Hace unos años, mi abuela dejó de fabricar mazapán. Almendra molida, huevos, azúcar y fruta escarchada de colores. Llevaba décadas haciéndolo en la cocina, aquel templo de azulejos de flores donde también colgaban embutidos. Ella, mi madre y yo, como asistente molesto, escribíamos la Navidad en cada mazacote de dulce.

A mí, lo que me gustaba, era darle al molinillo rojo en el que la almendra se picaba como si fuera nieve para el belén. “No juegues con la comida”, me decía. Era lo único que podía hacer subido en una silla, porque a mí, ese mazapán lleno de tropezones de colores intensos que hacía mi abuela Irene, no me gustaba; lo que yo quería, por aquel entonces, era ponerme morado de turrón de chocolate.

Hoy, con un montón de años más y las papilas gustativas atrofiadas por tanto sabor a plástico, acidulante y estimulantes varios con iniciales en mayúscula y números de serie a modo de jeroglífico Fibonacci, lo confieso: echo de menos aquel mazapán de fruta escarchada que hacía la Irene. Lo que es la vida. Echo de menos cómo estallaba el sabor en la boca, inundándolo todo de Navidad.

Pero ya no está mi abuela. Tampoco tengo la receta. Ni el molinillo. Ni la emoción. Solo me queda la saliva que ahora recorre la boca entre la nostalgia, el paladar y las palabras.

Mi espíritu navideño anda revuelto con los sabores de estos días. Entre los divertículos, las ausencias y la hernia de hiato, a uno se le joden las fiestas a la mínima que se potencian las emociones. Así que la opción ha sido bajar a la papelería a comprar postales de Navidad. Christmas, como decís los modernos. Xmas.

Antes de que el móvil se me llene de emojis y de memes repetidos con felicitaciones varias, cansinas y presuntamente conmovedoras, he decidido recuperar la letra. Ya que no puedo resucitar a mi abuela, ni picar almendra en la cocina de la Plaza Jesús, tiro de postal escrita.

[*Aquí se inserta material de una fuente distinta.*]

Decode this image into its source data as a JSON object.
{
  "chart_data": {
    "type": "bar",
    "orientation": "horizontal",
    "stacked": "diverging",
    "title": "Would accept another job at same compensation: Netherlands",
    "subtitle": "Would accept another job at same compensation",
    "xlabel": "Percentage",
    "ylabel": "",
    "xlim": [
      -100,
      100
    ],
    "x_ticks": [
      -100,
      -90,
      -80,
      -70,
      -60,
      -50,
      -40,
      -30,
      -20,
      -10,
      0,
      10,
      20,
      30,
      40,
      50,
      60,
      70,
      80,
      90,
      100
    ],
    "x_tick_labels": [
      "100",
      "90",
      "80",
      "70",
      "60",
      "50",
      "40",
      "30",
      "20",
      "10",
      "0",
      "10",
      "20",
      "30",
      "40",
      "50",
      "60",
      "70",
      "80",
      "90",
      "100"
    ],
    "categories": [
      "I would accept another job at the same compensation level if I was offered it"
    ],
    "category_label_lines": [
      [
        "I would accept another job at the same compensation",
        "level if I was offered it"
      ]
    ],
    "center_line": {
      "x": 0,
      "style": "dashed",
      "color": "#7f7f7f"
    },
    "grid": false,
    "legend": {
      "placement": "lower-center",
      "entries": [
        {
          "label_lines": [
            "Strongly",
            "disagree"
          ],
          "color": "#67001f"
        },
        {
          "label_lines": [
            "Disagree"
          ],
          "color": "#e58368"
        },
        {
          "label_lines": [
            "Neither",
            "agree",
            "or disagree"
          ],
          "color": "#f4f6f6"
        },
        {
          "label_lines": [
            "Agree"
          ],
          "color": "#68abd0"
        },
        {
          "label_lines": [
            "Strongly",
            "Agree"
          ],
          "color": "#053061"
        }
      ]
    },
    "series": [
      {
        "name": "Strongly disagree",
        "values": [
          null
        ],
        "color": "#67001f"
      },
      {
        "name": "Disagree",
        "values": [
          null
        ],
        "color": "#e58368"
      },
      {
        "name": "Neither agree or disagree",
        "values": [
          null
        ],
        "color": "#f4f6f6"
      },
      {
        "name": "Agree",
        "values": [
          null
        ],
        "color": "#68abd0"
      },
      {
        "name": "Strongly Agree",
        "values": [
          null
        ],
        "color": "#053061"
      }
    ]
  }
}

Los buzones están llenos de publicidad de pizzas, de folletos de agencias de pisos y recibos de la luz. Algún aviso de Hacienda y las ofertas del LIDL. La guía de las páginas amarillas y un calendario del año que llega. Poco más. Con suerte una pegatina del fontanero del barrio. Qué tristeza de correos. Con el festín que era abrir la puertecilla verde y subir a casa cargado de postales de Ferrandiz. Qué momentazo os habéis perdido los millenials.

En cada postal de Navidad reconocías la firma extravagante de la tía Josefa, la letra cariñosa de las primas de Minglanilla con sus rizos en las enes y sus volantes en las oes, las enternecedoras faltas de ortografía del primo tal o el vozarrón del tío Ernesto preso de sus mayúsculas. Venga ya. Animaos otra vez. En el emoji no hay erratas, pero tampoco emoción, qué queréis que os diga. No hay corazoncito vibrante ni gif animado que sustituya el pulso tembloroso de la letra escrita. Y qué os voy a decir del sabor de la fruta escarchada en el mazapán de la abuela Irene… Ojalá pudiera. Por eso envío postales de Navidad. Otra vez. Es la evolución de la emoción, cosa rara. Con la edad uno ha ido adquiriendo vicios, pero también formas de salvarse de la melancolía.